Ceux qui ont déjà vécu un déracinement, fût-il temporaire, reconnaîtront dans ce truculent roman d’apprentissage une réflexion pleine de justesse sur le passage des frontières ainsi que sur les déplacements lexicaux qui accompagnent les déplacements géographiques. Le français et le russe coexistent, mais se mélangent peu ; au premier les mots du dehors, au second ceux du dedans ; à l’un ceux de l’école, à l’autre ceux du foyer.

 

Russe à l’intérieur, français à l’extérieur. Ce n’est pas compliqué. Quand on sort, on met son français. Quand on rentre à la maison, on l’enlève. On peut même commencer à se déshabiller dans l’ascenseur. Sauf s’il y a des voisins. S’il y a des voisins, on attend. Bonjour. Bonjour. Quel étage ? Bon appétit. Il faut bien séparer, sinon on risque de se trouver cul nu à l’extérieur.

 

L’enfant redoutablement perspicace bouscule le français, l’enrichit de sonorités et de trouvailles cocasses donnant à cette langue étrangère un vague et rassurant air de famille avec la langue maternelle. À la materneltchik qui sent le parapluie mal séché, Pauline devient l’amie de Philiptchik qui de manière assez symbolique a lui aussi un problème avec la langue. 

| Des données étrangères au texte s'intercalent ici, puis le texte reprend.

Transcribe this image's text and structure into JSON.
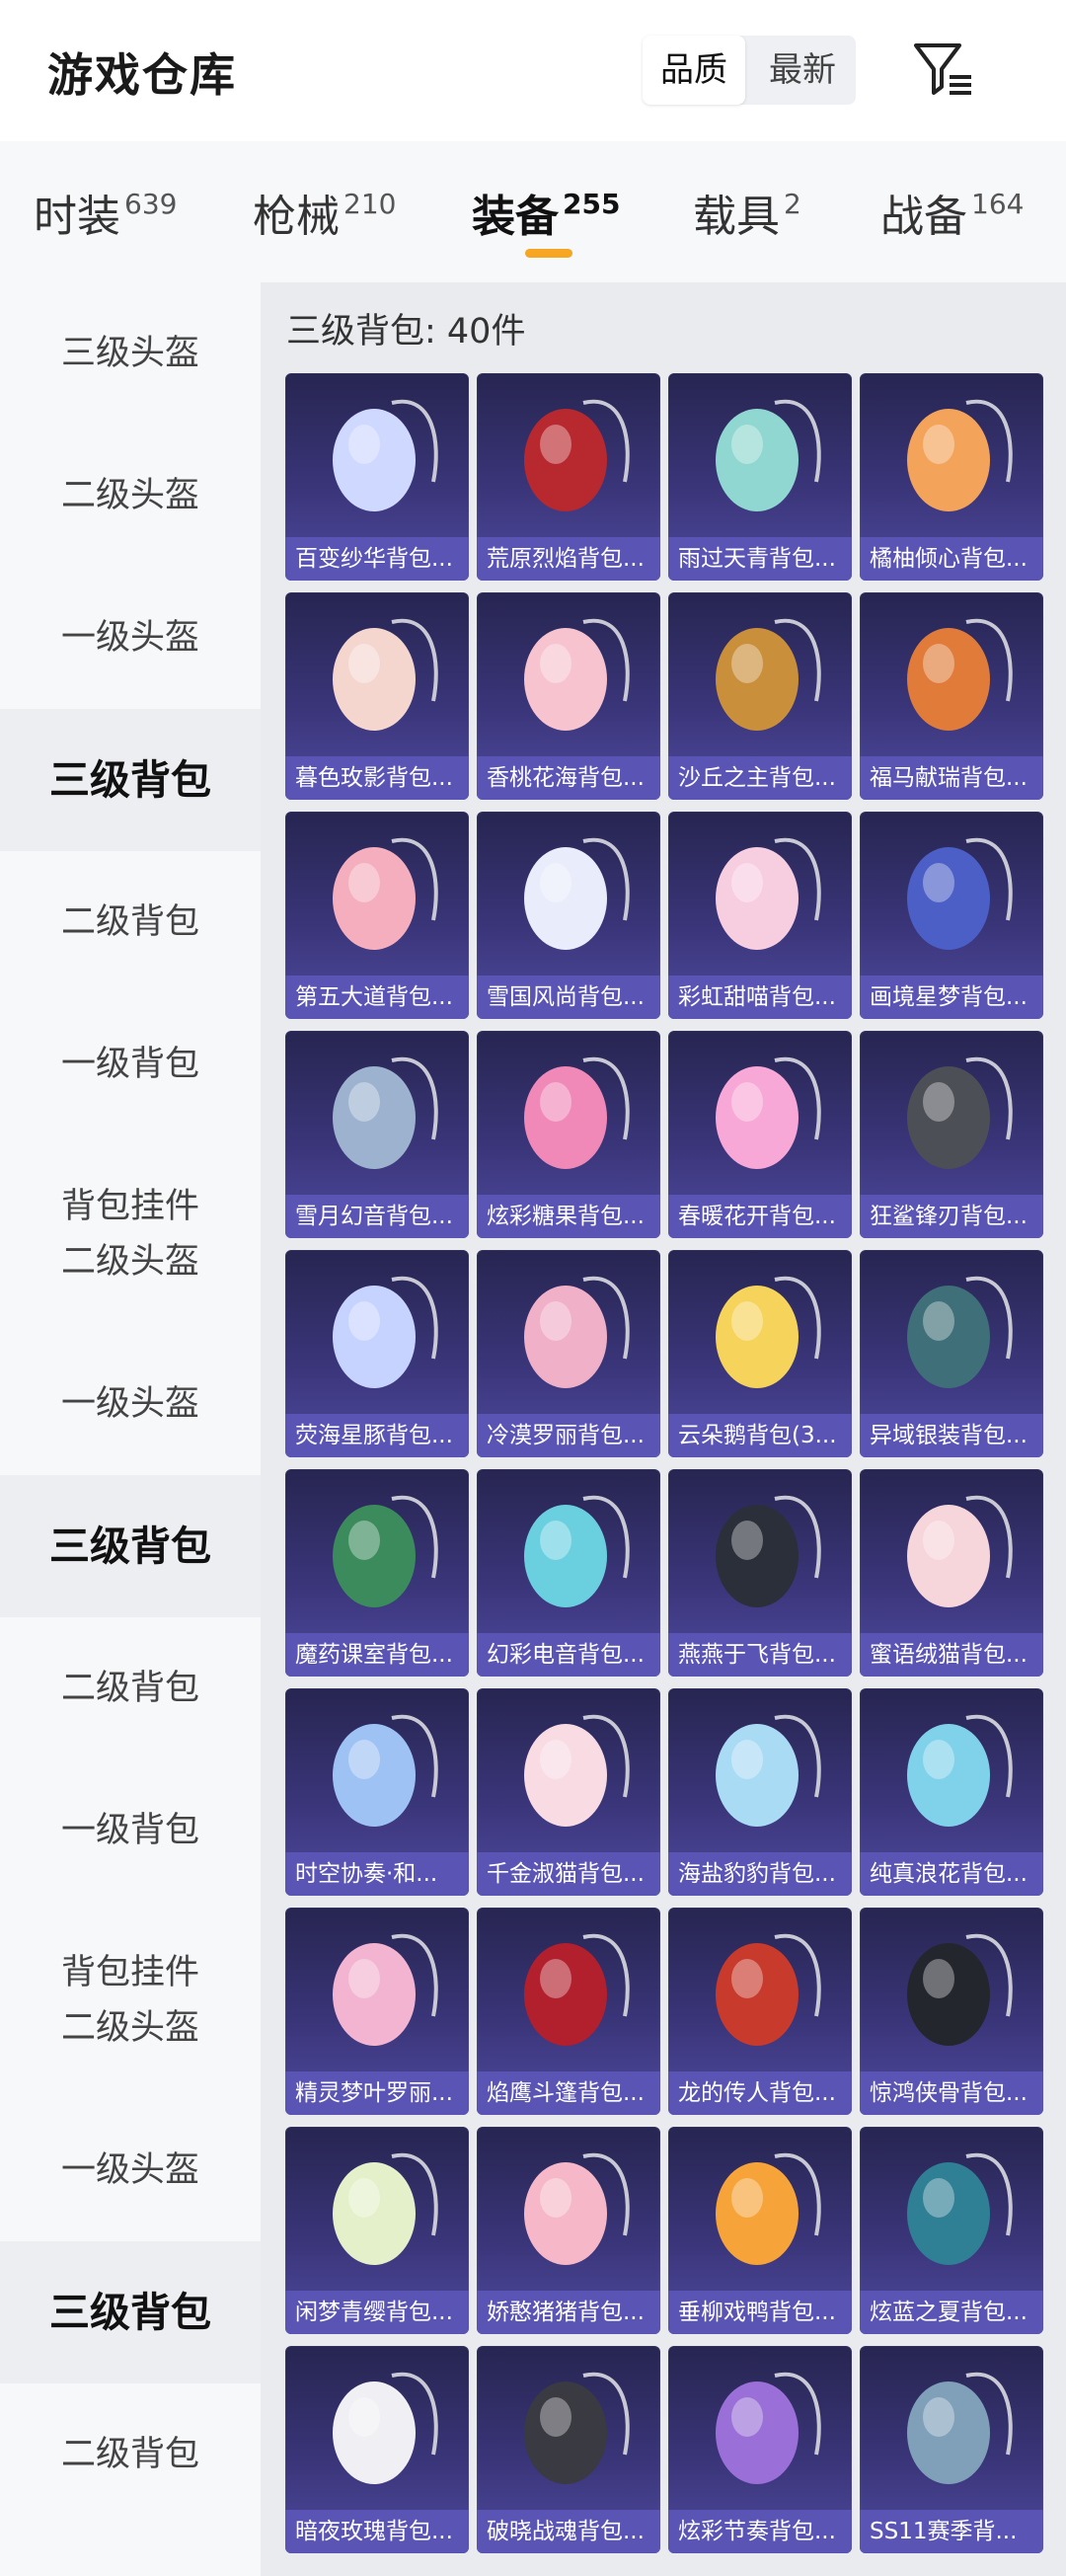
{
  "app_title": "游戏仓库",
  "sort": {
    "options": [
      "品质",
      "最新"
    ],
    "active": 0
  },
  "tabs": [
    {
      "label": "时装",
      "count": "639"
    },
    {
      "label": "枪械",
      "count": "210"
    },
    {
      "label": "装备",
      "count": "255",
      "active": true
    },
    {
      "label": "载具",
      "count": "2"
    },
    {
      "label": "战备",
      "count": "164"
    }
  ],
  "sidebar": [
    {
      "lines": [
        "三级头盔"
      ]
    },
    {
      "lines": [
        "二级头盔"
      ]
    },
    {
      "lines": [
        "一级头盔"
      ]
    },
    {
      "lines": [
        "三级背包"
      ],
      "active": true
    },
    {
      "lines": [
        "二级背包"
      ]
    },
    {
      "lines": [
        "一级背包"
      ]
    },
    {
      "lines": [
        "背包挂件",
        "二级头盔"
      ]
    },
    {
      "lines": [
        "一级头盔"
      ]
    },
    {
      "lines": [
        "三级背包"
      ],
      "active": true
    },
    {
      "lines": [
        "二级背包"
      ]
    },
    {
      "lines": [
        "一级背包"
      ]
    },
    {
      "lines": [
        "背包挂件",
        "二级头盔"
      ]
    },
    {
      "lines": [
        "一级头盔"
      ]
    },
    {
      "lines": [
        "三级背包"
      ],
      "active": true
    },
    {
      "lines": [
        "二级背包"
      ]
    }
  ],
  "section_title": "三级背包: 40件",
  "items": [
    {
      "name": "百变纱华背包...",
      "accent": "#cfd8ff"
    },
    {
      "name": "荒原烈焰背包...",
      "accent": "#b8282f"
    },
    {
      "name": "雨过天青背包...",
      "accent": "#8fd7d0"
    },
    {
      "name": "橘柚倾心背包...",
      "accent": "#f3a45a"
    },
    {
      "name": "暮色玫影背包...",
      "accent": "#f4d6cf"
    },
    {
      "name": "香桃花海背包...",
      "accent": "#f6c3cf"
    },
    {
      "name": "沙丘之主背包...",
      "accent": "#c98f3a"
    },
    {
      "name": "福马献瑞背包...",
      "accent": "#e07b3a"
    },
    {
      "name": "第五大道背包...",
      "accent": "#f4aebd"
    },
    {
      "name": "雪国风尚背包...",
      "accent": "#e9ecfb"
    },
    {
      "name": "彩虹甜喵背包...",
      "accent": "#f7cde0"
    },
    {
      "name": "画境星梦背包...",
      "accent": "#4b5fc7"
    },
    {
      "name": "雪月幻音背包...",
      "accent": "#9cb2cf"
    },
    {
      "name": "炫彩糖果背包...",
      "accent": "#f089b8"
    },
    {
      "name": "春暖花开背包...",
      "accent": "#f7a8d6"
    },
    {
      "name": "狂鲨锋刃背包...",
      "accent": "#4d4f57"
    },
    {
      "name": "荧海星豚背包...",
      "accent": "#c7d3ff"
    },
    {
      "name": "冷漠罗丽背包...",
      "accent": "#f0b0c8"
    },
    {
      "name": "云朵鹅背包(3...",
      "accent": "#f6d35a"
    },
    {
      "name": "异域银装背包...",
      "accent": "#3f6f78"
    },
    {
      "name": "魔药课室背包...",
      "accent": "#3b8b5c"
    },
    {
      "name": "幻彩电音背包...",
      "accent": "#6ad0e0"
    },
    {
      "name": "燕燕于飞背包...",
      "accent": "#2b2f3a"
    },
    {
      "name": "蜜语绒猫背包...",
      "accent": "#f6d5db"
    },
    {
      "name": "时空协奏·和...",
      "accent": "#9fc2f5"
    },
    {
      "name": "千金淑猫背包...",
      "accent": "#f8dbe3"
    },
    {
      "name": "海盐豹豹背包...",
      "accent": "#a9dbf5"
    },
    {
      "name": "纯真浪花背包...",
      "accent": "#7fd2ea"
    },
    {
      "name": "精灵梦叶罗丽...",
      "accent": "#f2b4d0"
    },
    {
      "name": "焰鹰斗篷背包...",
      "accent": "#b21f2d"
    },
    {
      "name": "龙的传人背包...",
      "accent": "#c83a2c"
    },
    {
      "name": "惊鸿侠骨背包...",
      "accent": "#24262d"
    },
    {
      "name": "闲梦青缨背包...",
      "accent": "#e3f0c9"
    },
    {
      "name": "娇憨猪猪背包...",
      "accent": "#f6b8c8"
    },
    {
      "name": "垂柳戏鸭背包...",
      "accent": "#f6a43a"
    },
    {
      "name": "炫蓝之夏背包...",
      "accent": "#2f7f95"
    },
    {
      "name": "暗夜玫瑰背包...",
      "accent": "#f0f0f4"
    },
    {
      "name": "破晓战魂背包...",
      "accent": "#3a3a42"
    },
    {
      "name": "炫彩节奏背包...",
      "accent": "#9a6fd8"
    },
    {
      "name": "SS11赛季背...",
      "accent": "#7fa0b8"
    }
  ]
}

Et le français à son tour de bousculer le russe :

 

Il semblerait que si je dis Sava ?, l’autre va comprendre que je demande comment il se porte. Et si je dis Sava ! on comprendra que je vais bien. Je ne sais pas pourquoi. À Moscou, sava veut dire hibou. Je ne sais pas pourquoi ici il faut dire hibou pour se donner des nouvelles.

 

On a beau esquisser un sourire amusé devant tant de candeur enfantine, on perçoit, sous-jacente, la violence d’être locuteur natif d’une langue qui, du jour au lendemain, ne permet plus d’être compris ni de comprendre les autres, et l’isolement qui s’en suit. C’est déstabilisant de devoir parler et écrire dans une langue qui n'a pas les mêmes souvenirs que soi.

 

Mon regret est que ce roman, frais et profond, souffre d’une construction paresseuse qui se résume à une juxtaposition d’anecdotes passées et de saynètes du quotidien. Elle aurait mérité d’être plus travaillée pour éviter un petit côté artificiel qui est d'autant plus dommage que le propos, lui, est adroit et la langue, bien que d'adoption, précise. La manière qu'ont certains auteurs de manier admirablement — à l'oral comme à l'écrit — une langue qui n'est pas la leur ne laisse pas de m'épater. 

 

Tenir sa langue parle des origines, évoque le tiraillement, le vertige parfois, entre deux façons d’être au monde et, sous couvert d’humour souvent caustique, soulève des questions essentielles. De quelles histoires sommes-nous constitués ? Qu’emporte-t-on avec soi sur le chemin de l’exil, et auquel on ne saurait renoncer ? 

Tenir sa langue est une manière de rapatriement après l’exil. Tenir pour ne pas trahir, pour survivre au choc du déracinement tout en continuant à tracer son propre sillon.

 

Ce roman a reçu le prix Femina des lycéens 2022.